If someone asked you for advice on getting started as a photographer or writer, what would you tell this person?
Just as smartphones and YouTube have democratized photography and videography, the “TripAdvisor effect” has revolutionized travel writing, with more Joe and Jill Vacationers turning to each other for advice and inspiration. To stand out and thrive as an expert in today’s cacophonous market, you’ll need the skills to communicate a passion for and knowledge of a specific region or subject. And respect for readers and viewers is key. Too many wannabe travel bloggers/writers are incestuous, emphasizing personal experiences at the expense of
translating them into actionable advice.
What are you hoping to do with your writing in the next few years and how do you see your income stream changing?

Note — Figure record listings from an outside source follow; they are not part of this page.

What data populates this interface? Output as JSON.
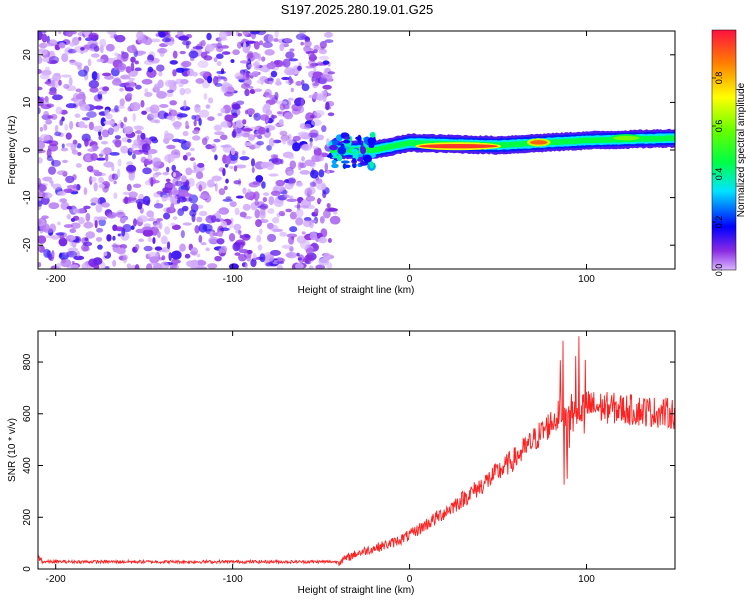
{
  "title": "S197.2025.280.19.01.G25",
  "chart_data": [
    {
      "type": "heatmap",
      "xlabel": "Height of straight line (km)",
      "ylabel": "Frequency (Hz)",
      "xlim": [
        -210,
        150
      ],
      "ylim": [
        -25,
        25
      ],
      "xticks": [
        -200,
        -100,
        0,
        100
      ],
      "yticks": [
        -20,
        -10,
        0,
        10,
        20
      ],
      "noise_region_x": [
        -210,
        -45
      ],
      "signal_region_x": [
        -45,
        150
      ],
      "signal_track": [
        {
          "x": -45,
          "y": 0
        },
        {
          "x": -20,
          "y": 0
        },
        {
          "x": 0,
          "y": 1.5
        },
        {
          "x": 50,
          "y": 1.0
        },
        {
          "x": 100,
          "y": 2.0
        },
        {
          "x": 150,
          "y": 2.5
        }
      ],
      "peak_regions": [
        {
          "x0": 5,
          "x1": 50,
          "y": 0.8,
          "amp": 0.95
        },
        {
          "x0": 68,
          "x1": 78,
          "y": 1.6,
          "amp": 0.9
        },
        {
          "x0": 115,
          "x1": 130,
          "y": 2.5,
          "amp": 0.6
        }
      ],
      "colorbar": {
        "label": "Normalized spectral amplitude",
        "range": [
          0,
          1
        ],
        "ticks": [
          "0.0",
          "0.2",
          "0.4",
          "0.6",
          "0.8"
        ]
      }
    },
    {
      "type": "line",
      "xlabel": "Height of straight line (km)",
      "ylabel": "SNR (10 * v/v)",
      "xlim": [
        -210,
        150
      ],
      "ylim": [
        0,
        920
      ],
      "xticks": [
        -200,
        -100,
        0,
        100
      ],
      "yticks": [
        0,
        200,
        400,
        600,
        800
      ],
      "series": [
        {
          "name": "SNR",
          "color": "#ff2020",
          "envelope": [
            {
              "x": -210,
              "y": 28
            },
            {
              "x": -40,
              "y": 28
            },
            {
              "x": -30,
              "y": 60
            },
            {
              "x": -10,
              "y": 100
            },
            {
              "x": 0,
              "y": 130
            },
            {
              "x": 20,
              "y": 220
            },
            {
              "x": 40,
              "y": 320
            },
            {
              "x": 60,
              "y": 430
            },
            {
              "x": 75,
              "y": 530
            },
            {
              "x": 85,
              "y": 600
            },
            {
              "x": 100,
              "y": 630
            },
            {
              "x": 150,
              "y": 600
            }
          ],
          "bursts": [
            {
              "x0": 84,
              "x1": 104,
              "amp": 280
            }
          ]
        }
      ]
    }
  ]
}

Right now, I’m in a transition phase. I took an early retirement buyout from USA TODAY this spring, and am fortunate that I no longer have to earn a living with my reporting, writing, and photography skills. But as my Twitter bio notes, I’m a confirmed dromomaniac (someone addicted to constant travel) – and I’ll continue to share my adventures through my own website and other channels.
For those of us who weren’t able to attend TBEX, could you tell us some of the highlights from your panel, Expedia Blogger Partnerships: Case Studies on Content Marketing and Innovation?
I moderated a discussion on the ways Expedia is working with travel bloggers, including their latest effort, Viewfinder, that will feature road trip posts from 10 different blogs. If the scuttlebutt at TBEX is any indication, such sponsored posts are the wave of the future; the panelists addressed potential concerns about conflicts of interest by emphasizing that transparency (and confidence in a sponsor’s products or services) are key.
Veteran travel reporter, editor and photographer Laura Bly has slurped scum-covered pond water during a week-long survival course in Utah and shared a bottle of rose with Peter Mayle in Provence; strolled along a five-foot-wide railing 116 stories above Toronto and communed with giant manta rays in the Tuamotus. A winner of multiple Lowell Thomas travel journalism awards and a fellow at Knight Digital Media Center’s Multimedia Reporting and Convergence Workshop at UC-Berkeley, she worked at USA TODAY, the Los Angeles Times, the Orange County Register and Paddock Publications. Her favorite place: a window seat, headed somewhere she’s never been.